Here is today's roundup of stimulus coverage:
South Carolina's Supreme Court ordered Gov. Mark Sanford to request $700 million in federal stimulus funds. Sanford previously insisted that he would only request the money if he could use it to pay down state debt. State legislators, however, used a special provision in the stimulus bill to bypass Sanford and budget the money to save teaching jobs and prevent tuition hikes. When Sanford stood fast, two students and the South Carolina Association of School Administrators sued the governor to force his hand. Sanford criticized the court's decision, arguing that it gives the legislature too much power to trump the state executive, but said that he won't appeal. "In South Carolina," Sanford told the Associated Press, "in many ways, we don't have three branches of government. We only have one."

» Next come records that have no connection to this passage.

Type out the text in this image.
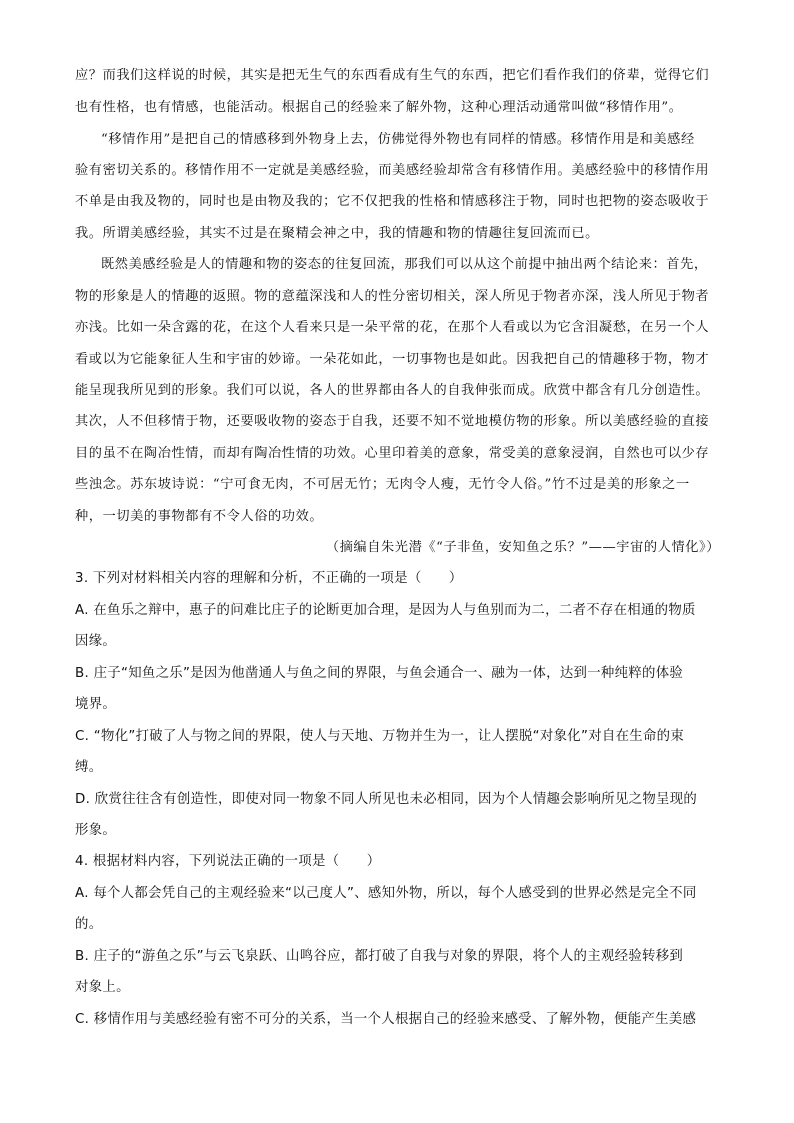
应？而我们这样说的时候，其实是把无生气的东西看成有生气的东西，把它们看作我们的侪辈，觉得它们
也有性格，也有情感，也能活动。根据自己的经验来了解外物，这种心理活动通常叫做“移情作用”。
“移情作用”是把自己的情感移到外物身上去，仿佛觉得外物也有同样的情感。移情作用是和美感经
验有密切关系的。移情作用不一定就是美感经验，而美感经验却常含有移情作用。美感经验中的移情作用
不单是由我及物的，同时也是由物及我的；它不仅把我的性格和情感移注于物，同时也把物的姿态吸收于
我。所谓美感经验，其实不过是在聚精会神之中，我的情趣和物的情趣往复回流而已。
既然美感经验是人的情趣和物的姿态的往复回流，那我们可以从这个前提中抽出两个结论来：首先，
物的形象是人的情趣的返照。物的意蕴深浅和人的性分密切相关，深人所见于物者亦深，浅人所见于物者
亦浅。比如一朵含露的花，在这个人看来只是一朵平常的花，在那个人看或以为它含泪凝愁，在另一个人
看或以为它能象征人生和宇宙的妙谛。一朵花如此，一切事物也是如此。因我把自己的情趣移于物，物才
能呈现我所见到的形象。我们可以说，各人的世界都由各人的自我伸张而成。欣赏中都含有几分创造性。
其次，人不但移情于物，还要吸收物的姿态于自我，还要不知不觉地模仿物的形象。所以美感经验的直接
目的虽不在陶冶性情，而却有陶冶性情的功效。心里印着美的意象，常受美的意象浸润，自然也可以少存
些浊念。苏东坡诗说：“宁可食无肉，不可居无竹；无肉令人瘦，无竹令人俗。”竹不过是美的形象之一
种，一切美的事物都有不令人俗的功效。
（摘编自朱光潜《“子非鱼，安知鱼之乐？”——宇宙的人情化》）
3. 下列对材料相关内容的理解和分析，不正确的一项是（　　）
A. 在鱼乐之辩中，惠子的问难比庄子的论断更加合理，是因为人与鱼别而为二，二者不存在相通的物质
因缘。
B. 庄子“知鱼之乐”是因为他凿通人与鱼之间的界限，与鱼会通合一、融为一体，达到一种纯粹的体验
境界。
C. “物化”打破了人与物之间的界限，使人与天地、万物并生为一，让人摆脱“对象化”对自在生命的束
缚。
D. 欣赏往往含有创造性，即使对同一物象不同人所见也未必相同，因为个人情趣会影响所见之物呈现的
形象。
4. 根据材料内容，下列说法正确的一项是（　　）
A. 每个人都会凭自己的主观经验来“以己度人”、感知外物，所以，每个人感受到的世界必然是完全不同
的。
B. 庄子的“游鱼之乐”与云飞泉跃、山鸣谷应，都打破了自我与对象的界限，将个人的主观经验转移到
对象上。
C. 移情作用与美感经验有密不可分的关系，当一个人根据自己的经验来感受、了解外物，便能产生美感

The economy continued to bleed jobs in May, reaching a 9.4 percent unemployment rate, the Labor Department reported this morning. But there are signs of improvement -- Americans lost 345,000 jobs last month compared to an average of 643,000 in each of the last six months. Could the stimulus have helped? Hundreds of highway contracts were awarded in May, and states have stemmed layoffs thanks to an influx of federal education money. But Republicans have been on the attack, noting that the president's chief economist Christina Romer predicted back in January that a stimulus package would limit unemployment to 8.8 percent.
In other economic news, USA Today reports that benefits such as unemployment checks, Social Security, food stamps and health care accounted for 16 percent of Americans' personal income in the first quarter of 2009 -- the highest percentage since 1929. The stimulus pumped nearly $200 billion into those benefits.